The functions support two CRS options:

* **EPSG:3067** (ETRS89 / TM35FIN): The default for Finnish spatial data, suitable for local analyses.
* **EPSG:4326** (WGS84): Useful for global compatibility or web mapping.

Note that `ogc_get_statfi_statistical_grid()` is fixed to EPSG:3067, as per the API's design.
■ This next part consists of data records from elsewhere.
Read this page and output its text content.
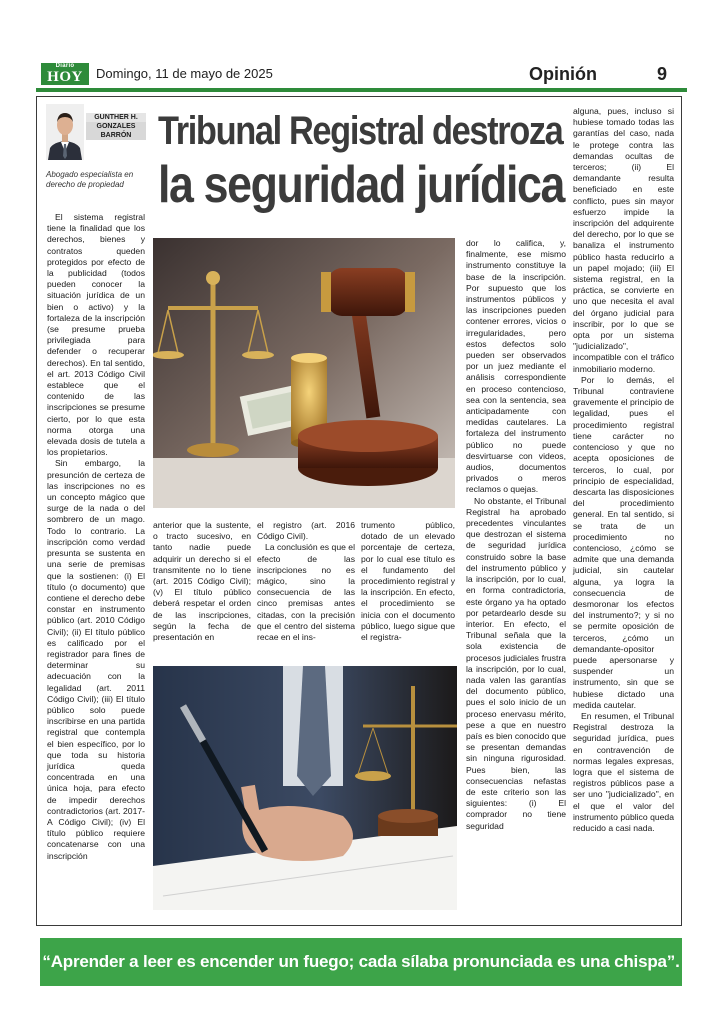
Diario
HOY	Domingo, 11 de mayo de 2025	Opinión	9
GUNTHER H.
GONZALES
BARRÓN
Abogado especialista en derecho de propiedad
Tribunal Registral destroza
la seguridad jurídica

El sistema registral tiene la finalidad que los derechos, bienes y contratos queden protegidos por efecto de la publicidad (todos pueden conocer la situación jurídica de un bien o activo) y la fortaleza de la inscripción (se presume prueba privilegiada para defender o recuperar derechos). En tal sentido, el art. 2013 Código Civil establece que el contenido de las inscripciones se presume cierto, por lo que esta norma otorga una elevada dosis de tutela a los propietarios.

Sin embargo, la presunción de certeza de las inscripciones no es un concepto mágico que surge de la nada o del sombrero de un mago. Todo lo contrario. La inscripción como verdad presunta se sustenta en una serie de premisas que la sostienen: (i) El título (o documento) que contiene el derecho debe constar en instrumento público (art. 2010 Código Civil); (ii) El título público es calificado por el registrador para fines de determinar su adecuación con la legalidad (art. 2011 Código Civil); (iii) El título público solo puede inscribirse en una partida registral que contempla el bien específico, por lo que toda su historia jurídica queda concentrada en una única hoja, para efecto de impedir derechos contradictorios (art. 2017-A Código Civil); (iv) El título público requiere concatenarse con una inscripción

anterior que la sustente, o tracto sucesivo, en tanto nadie puede adquirir un derecho si el transmitente no lo tiene (art. 2015 Código Civil); (v) El título público deberá respetar el orden de las inscripciones, según la fecha de presentación en

el registro (art. 2016 Código Civil).

La conclusión es que el efecto de las inscripciones no es mágico, sino la consecuencia de las cinco premisas antes citadas, con la precisión que el centro del sistema recae en el ins-

trumento público, dotado de un elevado porcentaje de certeza, por lo cual ese título es el fundamento del procedimiento registral y la inscripción. En efecto, el procedimiento se inicia con el documento público, luego sigue que el registra-

dor lo califica, y, finalmente, ese mismo instrumento constituye la base de la inscripción. Por supuesto que los instrumentos públicos y las inscripciones pueden contener errores, vicios o irregularidades, pero estos defectos solo pueden ser observados por un juez mediante el análisis correspondiente en proceso contencioso, sea con la sentencia, sea anticipadamente con medidas cautelares. La fortaleza del instrumento público no puede desvirtuarse con videos, audios, documentos privados o meros reclamos o quejas.

No obstante, el Tribunal Registral ha aprobado precedentes vinculantes que destrozan el sistema de seguridad jurídica construido sobre la base del instrumento público y la inscripción, por lo cual, en forma contradictoria, este órgano ya ha optado por petardearlo desde su interior. En efecto, el Tribunal señala que la sola existencia de procesos judiciales frustra la inscripción, por lo cual, nada valen las garantías del documento público, pues el solo inicio de un proceso enervasu mérito, pese a que en nuestro país es bien conocido que se presentan demandas sin ninguna rigurosidad. Pues bien, las consecuencias nefastas de este criterio son las siguientes: (i) El comprador no tiene seguridad

alguna, pues, incluso si hubiese tomado todas las garantías del caso, nada le protege contra las demandas ocultas de terceros; (ii) El demandante resulta beneficiado en este conflicto, pues sin mayor esfuerzo impide la inscripción del adquirente del derecho, por lo que se banaliza el instrumento público hasta reducirlo a un papel mojado; (iii) El sistema registral, en la práctica, se convierte en uno que necesita el aval del órgano judicial para inscribir, por lo que se opta por un sistema "judicializado", incompatible con el tráfico inmobiliario moderno.

Por lo demás, el Tribunal contraviene gravemente el principio de legalidad, pues el procedimiento registral tiene carácter no contencioso y que no acepta oposiciones de terceros, lo cual, por principio de especialidad, descarta las disposiciones del procedimiento general. En tal sentido, si se trata de un procedimiento no contencioso, ¿cómo se admite que una demanda judicial, sin cautelar alguna, ya logra la consecuencia de desmoronar los efectos del instrumento?; y si no se permite oposición de terceros, ¿cómo un demandante-opositor puede apersonarse y suspender un instrumento, sin que se hubiese dictado una medida cautelar.

En resumen, el Tribunal Registral destroza la seguridad jurídica, pues en contravención de normas legales expresas, logra que el sistema de registros públicos pase a ser uno "judicializado", en el que el valor del instrumento público queda reducido a casi nada.

“Aprender a leer es encender un fuego; cada sílaba pronunciada es una chispa”.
### Bounding Box Filtering

The `bbox` parameter allows spatial filtering to focus on specific regions. Ensure coordinates match the specified `crs` (e.g., EPSG:3067 for grid data). Example format: "`200000`,`6600000`,`500000`,`6900000`".

## Best Practices

* **Test with Limits**: For large datasets (e.g., 1km grids), start with a small `limit` or `bbox` to estimate runtime before fetching all features.
* **CRS Selection**: Use `EPSG:3067` for Finnish data unless you need `EPSG:4326` for compatibility with other systems.
* *Check Tessellation Types*: Verify valid `tessellation` options (`kunta`, `hyvinvointialue`, etc.) when using `ogc_get_statfi_area()`.
* *Inspect Output*: Population data from `ogc_get_statfi_area_pop()` and `ogc_get_statfi_statistical_grid()` is pivoted into wide format. Check column names to identify available variables.

## Additional Resources

* [Statistics Finland Geoserver](https://geo.stat.fi/inspire/): Documentation for the OGC API.
* [geofi GitHub Repository](https://github.com/rOpenGov/geofi): Source code and issue tracker.
* [sf Package Documentation](https://r-spatial.github.io/sf/): For working with sf objects.
* [ggplot2 Documentation](https://ggplot2.tidyverse.org/): For visualizing spatial data.

## Conclusion

The `geofi` package simplifies access to Statistics Finland's spatial and population data, enabling analyses of administrative boundaries, population distributions, and grid-based statistics. With no API key required, users can quickly retrieve and visualize data using `sf` and `ggplot2`. Try the examples above to explore Finland's spatial and demographic datasets!